To the argument that the proposed regulation may freeze the status of a low-yielding property for at least a year, there is a simple answer. There was nothing to stop the prior owner, the seller of the property, from making an application for a hardship increase during any time while he still owned the property. Moreover, the new owner, who has just invested his capital, does not find himself frozen in status except by his own choice, newly made. Certainly, the commission is entitled by regulation and classification to say that such an owner suffers no ‘ ‘ hardship ’ ’ as of that early time.

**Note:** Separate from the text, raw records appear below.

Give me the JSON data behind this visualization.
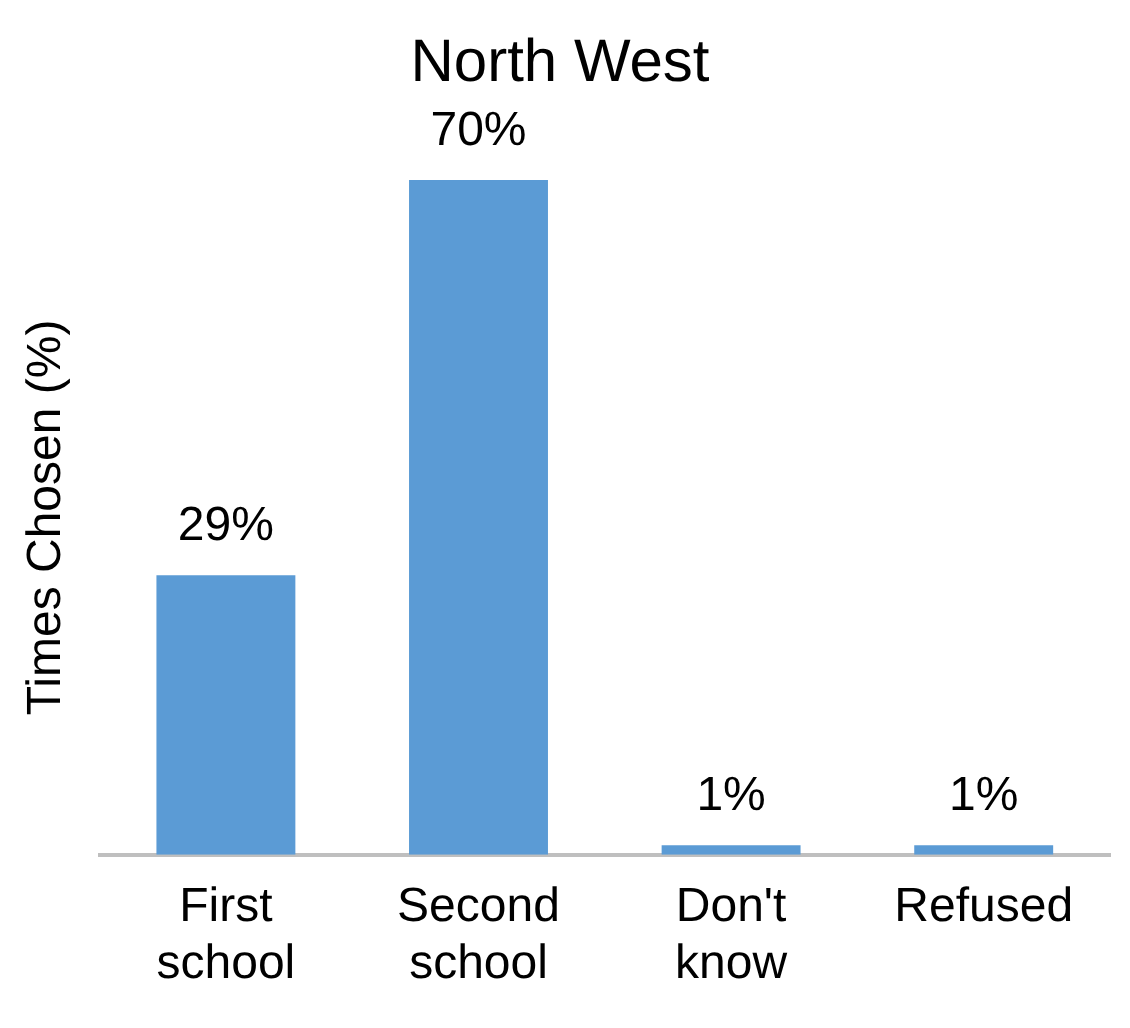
{
  "chart_data": {
    "type": "bar",
    "title": "North West",
    "ylabel": "Times Chosen (%)",
    "categories": [
      "First school",
      "Second school",
      "Don't know",
      "Refused"
    ],
    "values": [
      29,
      70,
      1,
      1
    ],
    "value_labels": [
      "29%",
      "70%",
      "1%",
      "1%"
    ],
    "color": "#5b9bd5",
    "grid": false,
    "legend": false
  }
}
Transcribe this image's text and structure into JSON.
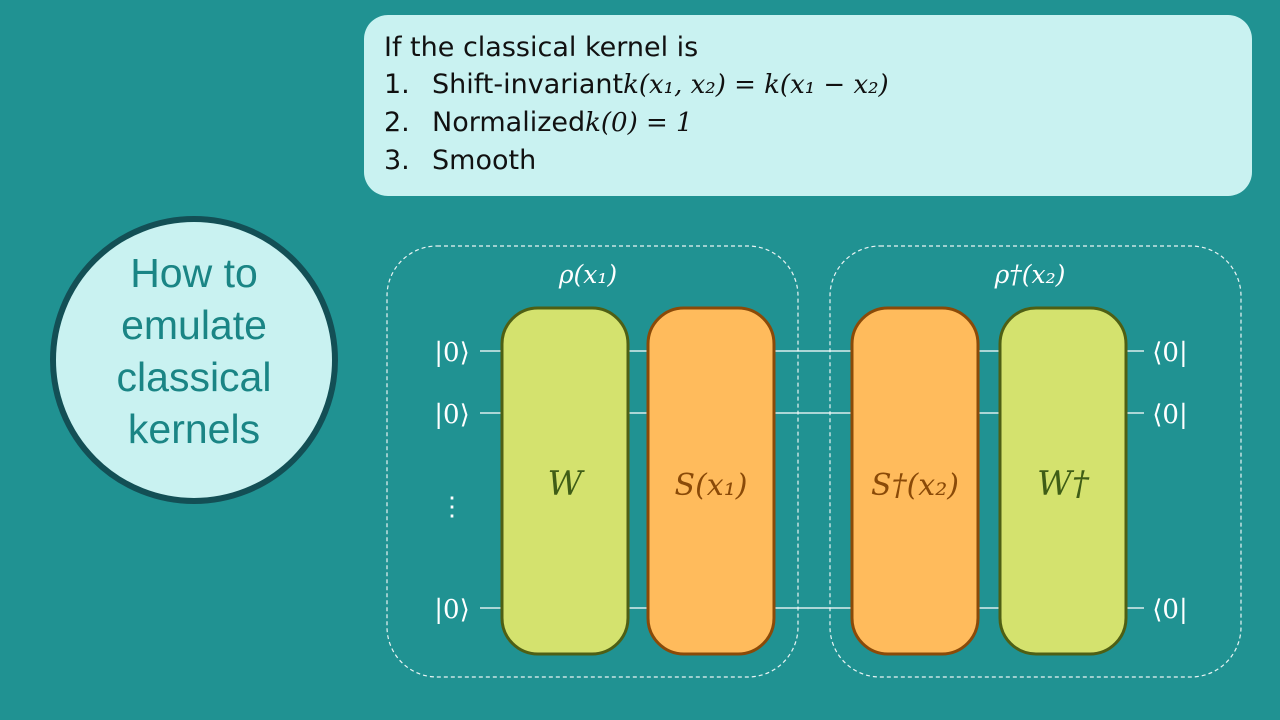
{
  "conditions": {
    "intro": "If the classical kernel is",
    "items": [
      {
        "number": "1.",
        "text": "Shift-invariant ",
        "math": "k(x₁, x₂) = k(x₁ − x₂)"
      },
      {
        "number": "2.",
        "text": "Normalized ",
        "math": "k(0) = 1"
      },
      {
        "number": "3.",
        "text": "Smooth",
        "math": ""
      }
    ]
  },
  "title": "How to emulate classical kernels",
  "circuit": {
    "left_group_label": "ρ(x₁)",
    "right_group_label": "ρ†(x₂)",
    "input_ket": "|0⟩",
    "output_bra": "⟨0|",
    "ellipsis": "⋮",
    "gates": {
      "w": "W",
      "s": "S(x₁)",
      "s_dagger": "S†(x₂)",
      "w_dagger": "W†"
    }
  },
  "colors": {
    "background": "#209292",
    "panel": "#c9f2f1",
    "circle_border": "#134f55",
    "title_text": "#1a8585",
    "gate_green_fill": "#d4e26e",
    "gate_green_stroke": "#4e5f14",
    "gate_green_text": "#3f5d16",
    "gate_orange_fill": "#ffbb5c",
    "gate_orange_stroke": "#8a4a08",
    "gate_orange_text": "#8a4a08",
    "wire": "#ffffff"
  }
}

Apart, perhaps, from the precise issue involved in this case, there is a further and serious danger arising from the interpretation that Special Term has given, and this court proposes to give, to the commission’s power to adopt regulations. If the commission is to have power to adopt regulations only which duplicate, in effect, the exact language of the statute, the very purpose in conferring this broad power of regulation-making will have been completely frustrated. In addition, the flexibility of the commission, in utilizing its own experience and in meeting changing conditions, will be seriously hampered. Never to be lost from sight is the critical responsibility of the commission to discourage speculative practices which develop a spiral tendency, producing in turn, spiraling of rents and property prices interchangeably. It is one of the factors that gave such grave concern to the commission and which it sought, unsuccessfully, to meet with respect to bona fide sale prices in Matter of 340 East 57th St. v. Weaver (3 Misc 2d 356, affd. 2 A D 2d 678, supra). Not only is the prevention of that condition within the power of the commission, but it is the essence of its duty repeatedly mandated in the statute. Such was not the purpose of the Legislature, as indicated by the legislative history to which adversión was earlier made or by the language of the statute as it now reads. The situation here is completely unlike that of Matter of *550340 East 57th St. v. Weaver (supra) where the commission sought to strip itself of the discretion mandated on it by the statute with regard to examining the bona fides of a purchase price offered by a landlord in his application for a rent increase in lieu of the assessed valuation.
For all of these reasons, I dissent and vote to reverse the order of Special Term, and to dismiss the petition, which seeks to annul the commission’s denial of the landlord’s protest against amendment No. 50, Part II, of the State Rent and Eviction Regulations.
Botein, Babin and Frank, JJ., concur in Per Curiam opinion; Breitel, J. P., dissents and votes to reverse in opinion, in which Valente, J., concurs.
Order affirmed, with $20 costs and disbursements to petitioner-respondent.

 It is interesting that in the De Varco case, the application had been made several months before the sale, and the new owner was resting on his predecessor’s pending application.